Pessimism over the French/German plan increased appetite for safe-haven assets, pushing the German Bund future 48 ticks higher to 133.58.

The 10-year German government bond yield fell 5.3 basis points to 2.27 percent and the two-year yield was down 4.8 basis points at 0.70 percent.

Germany sold 5.6 billion euros of two-year notes at an average yield of 0.73 percent, less than half the yield at the last comparable auction in early July.

FUNDING WORRIES

The French and German leaders vowed to stand side by side in defending the euro and laid the groundwork for future fiscal union.

They called for a president to be elected to represent the euro zone, asked their finance ministers to prepare proposals for a common corporate tax base and tax rate in France and Germany from 2013, and proposed to tax financial transactions.
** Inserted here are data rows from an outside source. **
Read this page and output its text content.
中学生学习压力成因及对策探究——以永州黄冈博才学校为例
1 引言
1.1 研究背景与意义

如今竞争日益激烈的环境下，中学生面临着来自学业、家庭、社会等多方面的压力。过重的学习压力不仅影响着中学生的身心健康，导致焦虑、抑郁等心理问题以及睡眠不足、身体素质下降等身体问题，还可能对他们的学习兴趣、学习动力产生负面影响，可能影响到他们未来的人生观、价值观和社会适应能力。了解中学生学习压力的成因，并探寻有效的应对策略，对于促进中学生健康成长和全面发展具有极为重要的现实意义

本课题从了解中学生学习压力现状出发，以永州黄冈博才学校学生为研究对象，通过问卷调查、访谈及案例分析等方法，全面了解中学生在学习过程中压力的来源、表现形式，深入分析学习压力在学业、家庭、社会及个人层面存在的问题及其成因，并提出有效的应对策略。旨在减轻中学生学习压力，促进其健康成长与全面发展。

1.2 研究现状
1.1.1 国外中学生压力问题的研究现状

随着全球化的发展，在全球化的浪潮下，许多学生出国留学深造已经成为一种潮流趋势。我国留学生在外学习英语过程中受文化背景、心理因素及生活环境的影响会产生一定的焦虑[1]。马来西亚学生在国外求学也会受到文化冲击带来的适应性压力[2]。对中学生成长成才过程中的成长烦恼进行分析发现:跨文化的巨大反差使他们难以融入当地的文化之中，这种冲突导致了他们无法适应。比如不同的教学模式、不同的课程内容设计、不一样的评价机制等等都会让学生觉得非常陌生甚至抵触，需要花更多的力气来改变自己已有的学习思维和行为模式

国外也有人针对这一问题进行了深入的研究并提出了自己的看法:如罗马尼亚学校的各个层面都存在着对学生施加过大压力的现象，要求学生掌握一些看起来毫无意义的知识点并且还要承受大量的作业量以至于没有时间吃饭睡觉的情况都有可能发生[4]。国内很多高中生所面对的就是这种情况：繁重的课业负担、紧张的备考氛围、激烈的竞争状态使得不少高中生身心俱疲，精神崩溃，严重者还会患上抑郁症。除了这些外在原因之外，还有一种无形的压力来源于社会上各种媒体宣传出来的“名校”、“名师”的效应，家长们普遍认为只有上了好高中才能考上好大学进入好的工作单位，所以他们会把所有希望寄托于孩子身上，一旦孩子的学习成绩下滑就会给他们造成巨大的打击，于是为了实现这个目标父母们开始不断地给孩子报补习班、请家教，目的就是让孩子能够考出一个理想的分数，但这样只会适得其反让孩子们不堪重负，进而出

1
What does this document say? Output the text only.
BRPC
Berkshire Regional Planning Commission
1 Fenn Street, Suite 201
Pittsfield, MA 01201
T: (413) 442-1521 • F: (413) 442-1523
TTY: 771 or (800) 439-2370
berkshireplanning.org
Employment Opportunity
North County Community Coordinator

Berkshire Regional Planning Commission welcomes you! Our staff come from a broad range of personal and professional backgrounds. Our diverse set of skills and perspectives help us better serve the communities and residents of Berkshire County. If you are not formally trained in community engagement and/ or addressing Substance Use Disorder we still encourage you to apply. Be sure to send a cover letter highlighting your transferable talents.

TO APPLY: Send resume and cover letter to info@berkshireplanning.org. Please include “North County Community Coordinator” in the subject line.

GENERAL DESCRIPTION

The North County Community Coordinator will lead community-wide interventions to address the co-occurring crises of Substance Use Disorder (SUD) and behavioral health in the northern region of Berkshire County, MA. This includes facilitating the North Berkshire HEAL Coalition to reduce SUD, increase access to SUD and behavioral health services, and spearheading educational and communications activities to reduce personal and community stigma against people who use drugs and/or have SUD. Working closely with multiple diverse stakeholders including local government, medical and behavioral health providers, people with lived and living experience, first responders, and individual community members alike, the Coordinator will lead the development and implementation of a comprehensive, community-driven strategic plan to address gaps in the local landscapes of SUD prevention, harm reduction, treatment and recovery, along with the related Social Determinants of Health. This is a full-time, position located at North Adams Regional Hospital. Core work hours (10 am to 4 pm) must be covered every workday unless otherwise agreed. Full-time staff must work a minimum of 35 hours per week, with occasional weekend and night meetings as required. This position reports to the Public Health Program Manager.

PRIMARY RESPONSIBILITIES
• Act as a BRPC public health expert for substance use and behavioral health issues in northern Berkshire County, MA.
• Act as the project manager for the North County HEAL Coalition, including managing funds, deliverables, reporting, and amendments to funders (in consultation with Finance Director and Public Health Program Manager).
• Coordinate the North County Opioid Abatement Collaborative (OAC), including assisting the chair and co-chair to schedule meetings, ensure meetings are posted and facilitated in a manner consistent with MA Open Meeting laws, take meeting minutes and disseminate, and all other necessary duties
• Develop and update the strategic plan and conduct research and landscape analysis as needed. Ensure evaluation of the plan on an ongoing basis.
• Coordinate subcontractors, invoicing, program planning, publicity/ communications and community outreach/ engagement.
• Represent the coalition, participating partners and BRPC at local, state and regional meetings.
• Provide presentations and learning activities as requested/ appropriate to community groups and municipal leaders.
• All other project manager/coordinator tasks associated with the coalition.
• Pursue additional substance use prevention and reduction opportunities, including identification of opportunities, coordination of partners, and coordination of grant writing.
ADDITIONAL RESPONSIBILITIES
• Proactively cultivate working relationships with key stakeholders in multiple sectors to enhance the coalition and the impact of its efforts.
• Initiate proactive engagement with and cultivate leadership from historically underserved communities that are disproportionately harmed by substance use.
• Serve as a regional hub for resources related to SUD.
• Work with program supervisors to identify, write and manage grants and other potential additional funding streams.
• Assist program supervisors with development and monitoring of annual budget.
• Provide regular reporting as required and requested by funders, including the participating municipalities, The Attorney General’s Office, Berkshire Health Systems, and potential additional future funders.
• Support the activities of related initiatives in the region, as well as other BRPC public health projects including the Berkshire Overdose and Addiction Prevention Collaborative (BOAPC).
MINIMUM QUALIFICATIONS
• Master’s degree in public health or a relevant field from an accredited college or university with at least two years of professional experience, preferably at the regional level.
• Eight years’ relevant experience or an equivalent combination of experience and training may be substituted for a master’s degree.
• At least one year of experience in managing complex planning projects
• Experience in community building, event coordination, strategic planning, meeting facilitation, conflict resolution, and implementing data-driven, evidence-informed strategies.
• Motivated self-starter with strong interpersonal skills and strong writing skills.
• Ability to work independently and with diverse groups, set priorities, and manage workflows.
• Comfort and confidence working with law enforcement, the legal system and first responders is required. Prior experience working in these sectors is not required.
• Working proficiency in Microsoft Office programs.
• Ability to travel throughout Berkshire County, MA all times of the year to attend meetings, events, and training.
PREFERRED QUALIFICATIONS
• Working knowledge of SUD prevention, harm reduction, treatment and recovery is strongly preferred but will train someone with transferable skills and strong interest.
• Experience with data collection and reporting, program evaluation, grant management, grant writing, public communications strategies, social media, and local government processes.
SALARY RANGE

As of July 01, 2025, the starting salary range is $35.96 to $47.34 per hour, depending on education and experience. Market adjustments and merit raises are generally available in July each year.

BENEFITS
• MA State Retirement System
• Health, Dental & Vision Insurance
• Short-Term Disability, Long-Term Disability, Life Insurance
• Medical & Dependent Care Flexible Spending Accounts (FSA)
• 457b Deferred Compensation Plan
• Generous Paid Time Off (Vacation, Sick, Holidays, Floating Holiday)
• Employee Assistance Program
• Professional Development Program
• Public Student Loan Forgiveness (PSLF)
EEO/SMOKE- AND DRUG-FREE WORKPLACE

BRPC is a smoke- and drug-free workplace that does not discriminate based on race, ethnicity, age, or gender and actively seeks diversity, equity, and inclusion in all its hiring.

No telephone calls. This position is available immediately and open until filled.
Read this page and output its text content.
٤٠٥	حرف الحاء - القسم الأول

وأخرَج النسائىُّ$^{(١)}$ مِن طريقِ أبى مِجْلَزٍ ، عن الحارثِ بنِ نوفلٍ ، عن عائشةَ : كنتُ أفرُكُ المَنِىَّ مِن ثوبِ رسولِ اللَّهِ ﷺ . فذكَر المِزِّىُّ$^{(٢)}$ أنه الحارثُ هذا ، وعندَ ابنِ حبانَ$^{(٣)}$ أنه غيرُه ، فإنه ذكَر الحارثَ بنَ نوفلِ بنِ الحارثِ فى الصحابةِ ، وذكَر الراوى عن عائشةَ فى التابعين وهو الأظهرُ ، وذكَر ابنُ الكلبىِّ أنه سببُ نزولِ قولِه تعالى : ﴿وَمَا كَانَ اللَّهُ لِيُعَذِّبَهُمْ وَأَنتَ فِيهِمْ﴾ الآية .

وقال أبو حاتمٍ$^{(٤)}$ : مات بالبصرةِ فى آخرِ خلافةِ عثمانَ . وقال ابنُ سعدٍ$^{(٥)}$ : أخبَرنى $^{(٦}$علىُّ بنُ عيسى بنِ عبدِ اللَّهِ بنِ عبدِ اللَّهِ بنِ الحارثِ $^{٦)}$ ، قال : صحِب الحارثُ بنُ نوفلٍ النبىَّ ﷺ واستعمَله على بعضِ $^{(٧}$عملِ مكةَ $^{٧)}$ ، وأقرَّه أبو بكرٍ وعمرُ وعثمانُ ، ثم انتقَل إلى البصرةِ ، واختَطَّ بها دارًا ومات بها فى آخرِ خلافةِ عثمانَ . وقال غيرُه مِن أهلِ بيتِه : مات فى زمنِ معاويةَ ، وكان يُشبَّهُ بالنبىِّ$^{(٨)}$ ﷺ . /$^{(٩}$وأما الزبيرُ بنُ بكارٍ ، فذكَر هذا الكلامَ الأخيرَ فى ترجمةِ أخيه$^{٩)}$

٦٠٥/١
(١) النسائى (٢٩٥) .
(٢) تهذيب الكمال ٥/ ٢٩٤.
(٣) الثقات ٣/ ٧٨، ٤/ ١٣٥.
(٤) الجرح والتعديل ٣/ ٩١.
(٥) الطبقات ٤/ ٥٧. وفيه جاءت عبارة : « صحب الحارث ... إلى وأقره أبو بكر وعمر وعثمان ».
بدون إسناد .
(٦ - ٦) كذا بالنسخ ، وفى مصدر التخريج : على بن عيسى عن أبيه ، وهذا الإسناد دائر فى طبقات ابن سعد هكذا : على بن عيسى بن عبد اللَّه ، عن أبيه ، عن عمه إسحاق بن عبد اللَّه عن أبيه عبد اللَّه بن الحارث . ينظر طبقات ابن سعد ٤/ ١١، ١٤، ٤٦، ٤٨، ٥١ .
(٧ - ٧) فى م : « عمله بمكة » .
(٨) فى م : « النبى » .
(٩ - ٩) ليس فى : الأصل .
But markets had hoped for either a boost to the EFSF rescue fund or for a reference to plans for common euro zone bond issuance.

Support for a common bond has grown as it is increasingly seen as a way to allow highly indebted euro zone countries to regain access to commercial markets while providing investors a safeguard through joint liability.

At the very least, analysts had hoped for a boost to the 440-billion-euro rescue fund which is currently not deemed big enough to carry out its increased mandate once national parliaments approve an agreement made in July.

"The current size of the EFSF is not big enough if there is further pressure on Spain and Italy and I think, it's a fairly safe guess, that there will be further pressure," Elisabeth Afseth, fixed-income analyst at Evolution Securities, said.

She said the current size would also limit its ability to buy bonds in the secondary market once it takes over that role from the ECB.

Yields on Spanish and Italian bonds hovered just below 5 percent, pulled down by regular ECB buying of those bonds over the last week, although traders said they were not seeing such purchases on Wednesday.

Analysts have said the ECB needs to maintain consistent and steady purchases of those bonds to keep Spanish and Italian funding costs at affordable levels.

Italian government bond yields were down 2.5 basis points at 4.998 percent and Spanish yields were little changed at 4.991 percent.